A friend of mine that I hadn’t seen for several years died suddenly I found out recently. He was younger than me and in good health. The news was a shock and it brought back memories of him and I suddenly realized how much I missed him, how much he meant to me back when we worked together.
I don’t think death is something we think about until someone close to us has died or is close to dying from an illness. It is not till then that time and mortality and the existential questions of life seem to be of some importance, at least for most people (I presume).
For Stephen Jenkinson however, death has become his life’s work.
“Apprenticed to a master storyteller, he has worked extensively with dying people and their families, is former program director in a major Canadian hospital, former assistant professor in a prominent Canadian medical school, consultant to palliative care and hospice organizations and educator and advocate in the helping professions”
Jenkinson who is the subject of a feature length documentary , ‘Griefwalker’ has written a new book called ‘Die Wise – A Manifesto for Sanity and Soul’. In this book he
“places death at the center of the page and asks us to behold it in all its painful beauty.
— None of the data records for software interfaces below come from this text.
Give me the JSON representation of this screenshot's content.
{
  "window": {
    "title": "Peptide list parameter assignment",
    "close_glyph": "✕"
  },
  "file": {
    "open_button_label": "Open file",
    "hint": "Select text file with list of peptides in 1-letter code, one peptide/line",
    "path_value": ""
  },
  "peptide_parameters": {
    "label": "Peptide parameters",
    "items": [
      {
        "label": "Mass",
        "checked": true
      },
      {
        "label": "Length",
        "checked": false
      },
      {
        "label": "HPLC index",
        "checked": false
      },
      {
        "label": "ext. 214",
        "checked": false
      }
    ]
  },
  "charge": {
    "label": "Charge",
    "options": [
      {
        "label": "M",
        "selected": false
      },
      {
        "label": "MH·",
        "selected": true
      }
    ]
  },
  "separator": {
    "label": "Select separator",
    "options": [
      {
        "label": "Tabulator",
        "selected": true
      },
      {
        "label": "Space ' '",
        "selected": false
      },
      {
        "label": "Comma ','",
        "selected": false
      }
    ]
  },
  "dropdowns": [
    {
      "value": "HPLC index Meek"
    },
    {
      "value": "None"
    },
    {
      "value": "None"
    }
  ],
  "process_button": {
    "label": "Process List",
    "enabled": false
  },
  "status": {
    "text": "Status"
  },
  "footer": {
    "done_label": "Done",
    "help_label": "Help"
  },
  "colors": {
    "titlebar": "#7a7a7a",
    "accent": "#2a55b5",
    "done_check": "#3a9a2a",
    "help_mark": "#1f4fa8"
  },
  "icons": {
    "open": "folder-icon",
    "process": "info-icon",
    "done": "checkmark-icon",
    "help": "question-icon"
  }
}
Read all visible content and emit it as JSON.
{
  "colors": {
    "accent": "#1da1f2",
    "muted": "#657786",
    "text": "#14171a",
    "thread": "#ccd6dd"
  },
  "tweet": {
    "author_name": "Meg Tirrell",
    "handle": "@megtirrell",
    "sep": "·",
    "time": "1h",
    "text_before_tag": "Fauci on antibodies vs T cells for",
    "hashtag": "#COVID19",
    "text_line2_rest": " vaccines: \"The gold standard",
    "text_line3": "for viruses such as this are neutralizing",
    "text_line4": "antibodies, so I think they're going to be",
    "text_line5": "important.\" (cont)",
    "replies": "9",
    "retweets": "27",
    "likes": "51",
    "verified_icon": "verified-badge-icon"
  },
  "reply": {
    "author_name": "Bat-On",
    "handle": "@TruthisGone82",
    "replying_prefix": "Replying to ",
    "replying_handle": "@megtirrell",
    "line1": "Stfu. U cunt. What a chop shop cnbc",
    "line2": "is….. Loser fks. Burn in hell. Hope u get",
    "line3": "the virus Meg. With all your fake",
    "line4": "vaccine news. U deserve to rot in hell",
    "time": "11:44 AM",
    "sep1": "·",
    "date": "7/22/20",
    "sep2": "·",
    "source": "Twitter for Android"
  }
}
Die Wise teaches the skills of dying, skills that have to be learned in the course of living deeply and well…Dying well, Jenkinson writes, is a right and responsibility of everyone. It is a moral, political, and spiritual obligation each person owes their ancestors and their heirs. It is not a lifestyle option. It is a birthright and a debt. Die Wise dreams such a dream, and plots such an uprising. How we die, how we care for dying people, and how we carry our dead: this work makes our village life, or breaks it.”
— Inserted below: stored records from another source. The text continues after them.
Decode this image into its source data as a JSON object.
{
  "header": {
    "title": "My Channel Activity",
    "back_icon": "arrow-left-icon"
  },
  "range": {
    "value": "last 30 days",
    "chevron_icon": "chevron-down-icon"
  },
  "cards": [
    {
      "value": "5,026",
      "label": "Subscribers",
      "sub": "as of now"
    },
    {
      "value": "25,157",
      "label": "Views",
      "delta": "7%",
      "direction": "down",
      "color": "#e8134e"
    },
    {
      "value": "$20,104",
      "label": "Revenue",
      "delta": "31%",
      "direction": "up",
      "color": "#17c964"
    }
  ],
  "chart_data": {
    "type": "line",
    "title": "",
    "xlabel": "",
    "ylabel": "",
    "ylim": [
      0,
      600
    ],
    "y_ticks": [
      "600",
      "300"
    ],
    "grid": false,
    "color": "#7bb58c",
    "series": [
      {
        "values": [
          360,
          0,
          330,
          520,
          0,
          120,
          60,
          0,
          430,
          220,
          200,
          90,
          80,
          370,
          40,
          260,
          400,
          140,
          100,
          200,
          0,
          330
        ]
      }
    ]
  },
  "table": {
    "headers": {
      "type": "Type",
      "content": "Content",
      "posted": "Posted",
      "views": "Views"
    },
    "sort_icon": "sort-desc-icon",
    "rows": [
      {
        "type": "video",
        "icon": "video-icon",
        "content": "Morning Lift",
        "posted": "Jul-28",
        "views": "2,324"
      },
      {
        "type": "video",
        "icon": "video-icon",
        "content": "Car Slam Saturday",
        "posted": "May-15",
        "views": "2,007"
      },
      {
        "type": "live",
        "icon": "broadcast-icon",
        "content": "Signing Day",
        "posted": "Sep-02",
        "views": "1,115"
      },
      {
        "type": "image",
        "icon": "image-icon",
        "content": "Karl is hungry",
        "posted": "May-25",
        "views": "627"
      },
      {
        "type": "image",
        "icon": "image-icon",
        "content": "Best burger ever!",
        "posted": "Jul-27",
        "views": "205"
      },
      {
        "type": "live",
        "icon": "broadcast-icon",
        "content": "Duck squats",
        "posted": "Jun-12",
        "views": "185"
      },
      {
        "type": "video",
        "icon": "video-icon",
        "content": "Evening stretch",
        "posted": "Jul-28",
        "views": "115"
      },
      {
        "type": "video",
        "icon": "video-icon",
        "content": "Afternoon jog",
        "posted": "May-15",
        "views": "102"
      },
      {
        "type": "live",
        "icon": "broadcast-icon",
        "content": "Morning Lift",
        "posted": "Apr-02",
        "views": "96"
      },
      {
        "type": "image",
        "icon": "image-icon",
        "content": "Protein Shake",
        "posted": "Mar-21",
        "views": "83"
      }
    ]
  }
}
Griefwalker the documentary referred to earlier has been available to view on Netflix’ streaming service for some time now but recently has been removed. However there are a few websites that are showing it still and it is embedded below. I highly recommend it for anyone who is dealing with the death of a loved one or family member or who is grieving the decline of the health of the planet. This film contains the beginnings of wisdom for us as individuals and as a culture in the west who has lost its connection with its ancestral heritage.
“Orphans are not people who have no parents: they are people who don’t know their parents, who cannot go to them. Ours is a culture built upon the ruthless foundation of mass migration, but it is more so now a culture of people unable to say who their people are. In that way we are, relentlessly, orphans. Being an orphan culture does not mean that we have no wisdom. But wisdom is being confused in our time with information. Wisdom is an achievement, hard earned and faithfully paid for; it’s not a possession.
Not knowing where you are from is not the same thing as being from nowhere, but it does mean that there is work of all kinds to be done. It could be that the only way for successful refugees to make a culture from their flight is to first be faithful witnesses to what their ancestry now asks of them, instead of what it might have fated them to be. Our culture, if a culture it can be called, or all those things we have instead of a culture, has come to a time of savage despair, it seems. We surround ourselves with generations of the debris of refugeehood, to fill the hollow of orphanhood. We have become a danger to ourselves, and a menace to all who will come after us and to the world. We abandon our dead to make our way, and we are mostly singular people. We might now be the twilight of our ancestors’ dream.
An orphan wisdom might be the only culture-making thing we can rightly, honorably or faithfully claim. There is immense grief in knowing this well and going towards it anyway. That grief could be our way of working now, our labor. It could be our beauty, too.”